Album Review: Nick Cave & The Bad Seeds - Skeleton Tree

As much as I hate to use the expression ‘headphone record’ to describe something, I’m at a loss for another way to talk about the startlingly intimate new record from Nick Cave.

Restrained and evocative, alarmingly human and incredibly claustrophobic, Skeleton Tree is, for better or for worse, a very public expression of private grief.

Arriving at a very skeletal eight songs, it is said that half of the record was complete prior to the accidental death of Cave’s son in the summer of 2015. The idea of “death” hangs very heavily over a bulk of the record’s material. “You fell from the sky/Crash landed in a field near the river Adur,” he states in his rumbling, haunted baritone voice in the album’s first song “Jesus Alone.” “I knew the world—it would stop spinning now since you’ve been gone,” he continues on “Girl in Amber.” “I used to think that when you died you kind of wandered the world.”

Then, later on the album’s centerpiece, “Magento”: “The urge to kill somebody was basically overwhelming. I had such hard blues—down there in the supermarket queues. And I had a sudden urge to become someone, someone like you—who started out with less than anyone I ever knew.”

Billed to Nick Cave and The Bad Seeds, musically (perhaps on purpose) Skeleton Tree is a very sparse affair. Using the muted, reserved sounds of the band’s previous effort, Push The Sky Away, as a starting point, Cave and the Bad Seeds turn things even more inward, mirroring the very personal subject matter contained in the album’s lyrics.

Skeleton Tree opens and closes with its most straightforward and accessible songs, but this is the kind of album that doesn’t care about ease of access to a listener. You’re either with it from the beginning, or it just isn’t for you. “Jesus Alone,” the album’s startling opening track also served as the de facto single for the album, released a week before the rest of the record was due, which was an interesting turn for the album and its self-contained concept.

Accompanying the release of the record is a documentary film entitled One More Time With Feeling—chronicling the recording and performance of the record. Originally it was planned that no one would hear any music from the record until the saw the film (released on Sept. 8) or bought the album (available the next day.) But that was thrown out the window—both with the preview of a single, as well as with the fact that the album leaked on the Wednesday prior to release.

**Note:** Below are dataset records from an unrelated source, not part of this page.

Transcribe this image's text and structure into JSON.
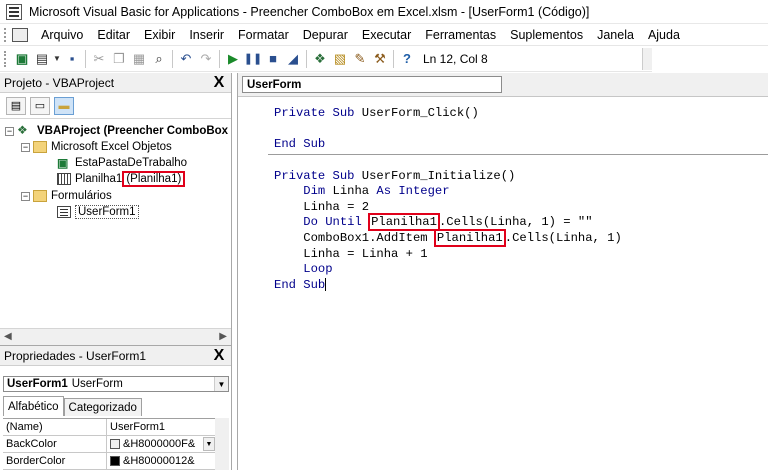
{
  "window": {
    "title": "Microsoft Visual Basic for Applications - Preencher ComboBox em Excel.xlsm - [UserForm1 (Código)]"
  },
  "menu": [
    {
      "label": "Arquivo"
    },
    {
      "label": "Editar"
    },
    {
      "label": "Exibir"
    },
    {
      "label": "Inserir"
    },
    {
      "label": "Formatar"
    },
    {
      "label": "Depurar"
    },
    {
      "label": "Executar"
    },
    {
      "label": "Ferramentas"
    },
    {
      "label": "Suplementos"
    },
    {
      "label": "Janela"
    },
    {
      "label": "Ajuda"
    }
  ],
  "toolbar": {
    "status": "Ln 12, Col 8",
    "icons": [
      "view-excel-icon",
      "insert-userform-icon",
      "save-icon",
      "cut-icon",
      "copy-icon",
      "paste-icon",
      "find-icon",
      "undo-icon",
      "redo-icon",
      "run-icon",
      "break-icon",
      "reset-icon",
      "design-mode-icon",
      "project-explorer-icon",
      "properties-icon",
      "object-browser-icon",
      "toolbox-icon",
      "help-icon"
    ]
  },
  "project_panel": {
    "title": "Projeto - VBAProject",
    "close": "X",
    "tree": {
      "root": "VBAProject (Preencher ComboBox",
      "excel_objects_folder": "Microsoft Excel Objetos",
      "workbook": "EstaPastaDeTrabalho",
      "sheet_name": "Planilha1",
      "sheet_caption": "(Planilha1)",
      "forms_folder": "Formulários",
      "userform": "UserForm1"
    }
  },
  "properties_panel": {
    "title": "Propriedades - UserForm1",
    "close": "X",
    "object_name": "UserForm1",
    "object_type": "UserForm",
    "tabs": [
      "Alfabético",
      "Categorizado"
    ],
    "rows": [
      {
        "name": "(Name)",
        "value": "UserForm1"
      },
      {
        "name": "BackColor",
        "value": "&H8000000F&",
        "swatch": "#f0f0f0"
      },
      {
        "name": "BorderColor",
        "value": "&H80000012&",
        "swatch": "#000000"
      }
    ]
  },
  "code_window": {
    "object_selector": "UserForm",
    "lines": {
      "l1_kw": "Private Sub",
      "l1_rest": " UserForm_Click()",
      "l2_kw": "End Sub",
      "l3_kw": "Private Sub",
      "l3_rest": " UserForm_Initialize()",
      "l4_kw": "Dim",
      "l4_mid": " Linha ",
      "l4_kw2": "As Integer",
      "l5": "Linha = 2",
      "l6_kw": "Do Until",
      "l6_hl": "Planilha1",
      "l6_rest": ".Cells(Linha, 1) = \"\"",
      "l7_pre": "ComboBox1.AddItem ",
      "l7_hl": "Planilha1",
      "l7_rest": ".Cells(Linha, 1)",
      "l8": "Linha = Linha + 1",
      "l9_kw": "Loop",
      "l10_kw": "End Sub"
    }
  },
  "colors": {
    "keyword": "#00008b",
    "highlight_border": "#e0001a"
  }
}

Based around string flourishes, Cave’s piano tinkling, a feedback loop, and jazzy drumming, “Jesus Alone” is the kind of song that it’s easy to become enveloped in. All at once directionless and yet full of a clear endgame, Cave rattles off stream of consciousness verses with lines like “You’re an African doctor harvesting tear ducts.”   The song serves as a bit of a thesis statement for what’s to come—however, it is a slight bait and switch, sonically speaking.

Moving away from the organic, full-band arrangements on previous Bad Seed albums, like the double LP Abattoir Blues/The Lyre of Orpheus, Skeleton Tree has a very distant, cold feeling to it—earmarked by the usage of chilling synthesizers, dusty and at times glitchy samples, as well as a minimal reliance on traditional “rock band” instrumentation. It takes a few listens to get used to the structure of many of these songs—including the aforementioned “Magneto,” as well as the track that follows it, “Anthrocene.”

Meant to be taken as a whole, the album is paced pretty well, and even in such a short set of tunes, there are ones that are more successfully executed than others. The dirge-like “Distant Sky” is one of its weakest moments, despite its efforts to be profound and moving; and the foreboding darkness of “Anthrocene” weighs it down a little too much.

However, even songs I was a little uncertain about during my first listen, like the synth-heavy double shot of “Rings of Saturn” and “Girl in Amber” grew on me with subsequent times through.

The album concludes with its title track—serving as an epilogue to the seven songs that preceded it. Set to strumming acoustic guitars and piano, it’s the most “Bad Seeds” sounding song among the set. “I called out right across the sea. But the echo comes back in, dear. And nothing is for free,” Cave sings tenderly, in a fragile voice, as if he is attempting to come to terms with the devastation he has faced with in the last year. “And it’s alright now,” he continues, as the song fades into silence.

Skeleton Tree, and its compelling, heartbreaking backstory, makes it an album that seems almost too personal—like it’s the kind of thing I shouldn’t be allowed to listen to. But here it is: Cave’s attempt to deal with his grief. It’s the kind of album that’s not out to win new fans, or reinvent the band’s sound—it may even alienate some of the band’s fans who were hoping for something a little more volatile, or at least a little more structured.

A stark portrait of how one can attempt to make something beautiful and thought provoking out of an unspeakable tragedy, Skeleton Tree is a moving statement—it’s difficult, dense, but worth the effort, making it one of this year’s essential listens and cements Cave’s place as one of the most impressive songwriters of this generation.